La inesperada aparición del agente de la Gestapo Burrho, con su traje mal cortado, heló las sonrisas y los brindis. Se hizo un profundo silencio mientras él, ajeno a la hostilidad que despertaba, se dirigió al mostrador de recepción a grandes zancadas.
—¡Necesito inmediatamente un receptor de radio! —advirtió al recepcionista—. Firmaré un recibo.
Mientras el recepcionista iba a buscar el receptor, Therese, que estaba alarmada por la ausencia de Zumel, se dirigió al agente de la Gestapo:
—Perdone, el señor Zumel Gerlem no durmió anoche en el hotel. ¿Podría decirme si ha cambiado de alojamiento?

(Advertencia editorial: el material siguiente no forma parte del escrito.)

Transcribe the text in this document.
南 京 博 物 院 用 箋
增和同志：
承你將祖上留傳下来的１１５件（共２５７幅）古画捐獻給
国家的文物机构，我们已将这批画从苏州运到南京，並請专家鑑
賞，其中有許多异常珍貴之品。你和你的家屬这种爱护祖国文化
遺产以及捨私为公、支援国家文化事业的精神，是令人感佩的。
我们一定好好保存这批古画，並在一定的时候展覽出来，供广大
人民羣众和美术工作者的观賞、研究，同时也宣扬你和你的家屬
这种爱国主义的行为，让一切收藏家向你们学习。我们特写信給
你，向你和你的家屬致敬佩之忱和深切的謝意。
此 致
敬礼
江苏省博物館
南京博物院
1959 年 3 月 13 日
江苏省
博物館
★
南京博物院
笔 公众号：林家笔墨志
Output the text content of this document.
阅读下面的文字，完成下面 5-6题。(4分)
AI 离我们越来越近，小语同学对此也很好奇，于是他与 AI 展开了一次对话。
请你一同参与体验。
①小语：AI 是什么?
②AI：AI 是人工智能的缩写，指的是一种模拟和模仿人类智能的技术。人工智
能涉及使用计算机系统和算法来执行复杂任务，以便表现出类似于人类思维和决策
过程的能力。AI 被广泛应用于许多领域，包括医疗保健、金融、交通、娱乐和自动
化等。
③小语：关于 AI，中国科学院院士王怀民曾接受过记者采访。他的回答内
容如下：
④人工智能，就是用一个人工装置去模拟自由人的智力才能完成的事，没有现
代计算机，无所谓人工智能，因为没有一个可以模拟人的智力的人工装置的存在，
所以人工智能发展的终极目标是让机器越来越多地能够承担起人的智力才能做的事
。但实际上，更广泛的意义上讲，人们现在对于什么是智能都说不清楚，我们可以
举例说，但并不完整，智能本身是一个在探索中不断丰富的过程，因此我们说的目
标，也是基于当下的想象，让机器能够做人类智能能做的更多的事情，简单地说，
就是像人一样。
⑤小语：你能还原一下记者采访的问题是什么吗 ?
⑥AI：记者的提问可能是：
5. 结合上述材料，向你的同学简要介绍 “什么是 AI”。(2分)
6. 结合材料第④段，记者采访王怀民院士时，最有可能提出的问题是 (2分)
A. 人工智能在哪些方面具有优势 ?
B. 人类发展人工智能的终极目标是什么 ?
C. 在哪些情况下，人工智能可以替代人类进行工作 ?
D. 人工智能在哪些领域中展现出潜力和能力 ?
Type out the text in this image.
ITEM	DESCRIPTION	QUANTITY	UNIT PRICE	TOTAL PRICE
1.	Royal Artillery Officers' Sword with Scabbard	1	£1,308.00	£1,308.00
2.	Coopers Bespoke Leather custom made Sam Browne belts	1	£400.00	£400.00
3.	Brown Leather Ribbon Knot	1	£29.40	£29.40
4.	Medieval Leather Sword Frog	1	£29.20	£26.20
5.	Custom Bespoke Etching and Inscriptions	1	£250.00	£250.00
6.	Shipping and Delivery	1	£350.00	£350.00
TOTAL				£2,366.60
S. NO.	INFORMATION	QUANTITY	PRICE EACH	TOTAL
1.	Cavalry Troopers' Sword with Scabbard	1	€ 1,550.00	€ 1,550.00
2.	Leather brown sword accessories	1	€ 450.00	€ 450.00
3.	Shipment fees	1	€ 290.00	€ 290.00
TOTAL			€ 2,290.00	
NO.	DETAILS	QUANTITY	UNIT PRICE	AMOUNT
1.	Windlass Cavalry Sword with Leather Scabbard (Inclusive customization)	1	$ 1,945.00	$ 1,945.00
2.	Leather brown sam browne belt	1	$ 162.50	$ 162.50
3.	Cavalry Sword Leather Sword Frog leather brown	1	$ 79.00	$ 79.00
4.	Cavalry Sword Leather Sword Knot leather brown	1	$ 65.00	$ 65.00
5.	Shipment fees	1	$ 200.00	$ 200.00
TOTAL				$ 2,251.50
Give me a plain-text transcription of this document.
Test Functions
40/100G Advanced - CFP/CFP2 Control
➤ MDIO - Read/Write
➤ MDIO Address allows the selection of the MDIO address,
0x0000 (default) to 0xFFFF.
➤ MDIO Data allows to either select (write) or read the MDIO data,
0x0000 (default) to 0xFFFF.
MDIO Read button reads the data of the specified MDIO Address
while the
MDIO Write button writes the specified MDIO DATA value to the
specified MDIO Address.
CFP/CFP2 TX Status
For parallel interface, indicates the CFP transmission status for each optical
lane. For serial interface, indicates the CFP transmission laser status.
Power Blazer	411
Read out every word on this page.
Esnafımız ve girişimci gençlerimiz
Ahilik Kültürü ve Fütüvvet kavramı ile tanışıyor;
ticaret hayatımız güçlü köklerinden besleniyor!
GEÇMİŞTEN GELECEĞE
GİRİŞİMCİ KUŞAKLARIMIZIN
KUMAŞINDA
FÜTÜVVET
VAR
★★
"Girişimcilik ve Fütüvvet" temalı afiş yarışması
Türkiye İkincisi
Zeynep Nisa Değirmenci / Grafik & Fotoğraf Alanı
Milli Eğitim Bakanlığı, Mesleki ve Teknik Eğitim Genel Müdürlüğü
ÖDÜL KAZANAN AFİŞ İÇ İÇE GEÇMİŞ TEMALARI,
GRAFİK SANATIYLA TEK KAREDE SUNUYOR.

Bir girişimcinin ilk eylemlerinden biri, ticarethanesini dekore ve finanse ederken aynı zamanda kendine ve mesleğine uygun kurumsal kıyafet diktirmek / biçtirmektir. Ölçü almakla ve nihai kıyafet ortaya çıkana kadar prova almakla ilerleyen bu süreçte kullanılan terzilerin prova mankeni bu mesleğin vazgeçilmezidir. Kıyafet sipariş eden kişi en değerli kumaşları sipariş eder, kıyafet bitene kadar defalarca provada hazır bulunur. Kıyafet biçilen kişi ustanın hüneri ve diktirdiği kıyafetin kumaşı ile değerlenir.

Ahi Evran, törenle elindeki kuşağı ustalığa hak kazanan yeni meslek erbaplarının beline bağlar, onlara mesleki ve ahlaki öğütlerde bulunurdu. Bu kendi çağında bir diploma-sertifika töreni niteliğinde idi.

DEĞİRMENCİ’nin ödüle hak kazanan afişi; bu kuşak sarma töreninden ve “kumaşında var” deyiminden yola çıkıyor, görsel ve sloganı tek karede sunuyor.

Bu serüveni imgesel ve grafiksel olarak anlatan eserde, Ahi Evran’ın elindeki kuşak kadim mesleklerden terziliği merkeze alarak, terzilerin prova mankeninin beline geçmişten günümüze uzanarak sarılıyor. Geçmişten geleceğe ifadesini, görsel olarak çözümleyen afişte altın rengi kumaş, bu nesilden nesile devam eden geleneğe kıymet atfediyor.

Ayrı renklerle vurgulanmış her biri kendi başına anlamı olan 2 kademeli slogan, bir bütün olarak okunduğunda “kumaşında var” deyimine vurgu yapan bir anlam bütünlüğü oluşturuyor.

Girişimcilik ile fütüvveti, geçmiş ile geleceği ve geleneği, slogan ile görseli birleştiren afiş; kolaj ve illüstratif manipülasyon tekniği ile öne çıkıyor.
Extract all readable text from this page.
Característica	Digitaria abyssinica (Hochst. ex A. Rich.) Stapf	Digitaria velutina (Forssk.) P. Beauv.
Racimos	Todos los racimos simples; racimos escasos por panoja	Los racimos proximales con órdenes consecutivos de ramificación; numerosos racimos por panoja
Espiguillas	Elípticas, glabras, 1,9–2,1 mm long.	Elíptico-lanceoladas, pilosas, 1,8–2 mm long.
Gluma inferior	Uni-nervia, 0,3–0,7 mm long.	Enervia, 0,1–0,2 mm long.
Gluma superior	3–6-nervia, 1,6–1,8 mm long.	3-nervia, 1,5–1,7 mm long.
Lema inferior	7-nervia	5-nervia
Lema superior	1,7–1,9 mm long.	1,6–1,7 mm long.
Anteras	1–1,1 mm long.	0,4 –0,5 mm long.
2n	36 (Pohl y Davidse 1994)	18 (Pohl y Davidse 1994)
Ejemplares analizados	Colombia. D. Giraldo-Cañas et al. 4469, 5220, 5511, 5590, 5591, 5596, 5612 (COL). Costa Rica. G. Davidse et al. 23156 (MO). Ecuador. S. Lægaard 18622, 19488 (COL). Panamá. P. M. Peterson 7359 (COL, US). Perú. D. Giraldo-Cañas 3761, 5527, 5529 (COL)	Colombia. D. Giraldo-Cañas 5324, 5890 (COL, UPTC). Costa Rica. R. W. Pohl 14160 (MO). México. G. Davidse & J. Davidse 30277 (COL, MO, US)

Burrho se sonrió y acarició a la camarera con su habitual mirada lasciva.
—¿Tanto necesitas un buen polvo?
Therese ignoró la grosería.
—Por favor, se lo suplico, ¿puede decirme dónde está?
Llegó el recepcionista con un aparato de radio enorme. Burrho se lo quitó de las manos y se dispuso a salir. Therese se interpuso en su camino con expresión angustiada.
—Está ahí enfrente, en la Gran Sinagoga —dijo Burrho—. Tenemos mucho trabajo, así que será mejor que nos prepares una cesta con comida y vino para más tarde.
Gran Sinagoga, París
—Kessler al aparato.
Una remota voz femenina se impuso a las interferencias de la línea.
—¿Es usted? No se retire, por favor. Le va a hablar el
Reichsführer
Himmler.
Sonó la voz chillona de Himmler:
—¿Kessler? ¿Qué hace su maldito judío? ¡La invasión ha comenzado!
—Hace doce horas que está encerrado con el Arca,
Reichsführer.
Esta noche no ha dormido. Ni siquiera hemos ido al hotel.
—Comuníquele que la invasión está en marcha. Ésta es la única ocasión que tiene para redimirse y salvar a su hijo. Dígale que si el Arca no nos garantiza una gran victoria sobre los aliados, él y su hijo colgarán mañana mismo de los ganchos de una carnicería. Volveré a llamarlo dentro de una hora. Ahora voy a comunicarle al Führer que el Arca está actuando conforme a lo que esperábamos. No nos falle.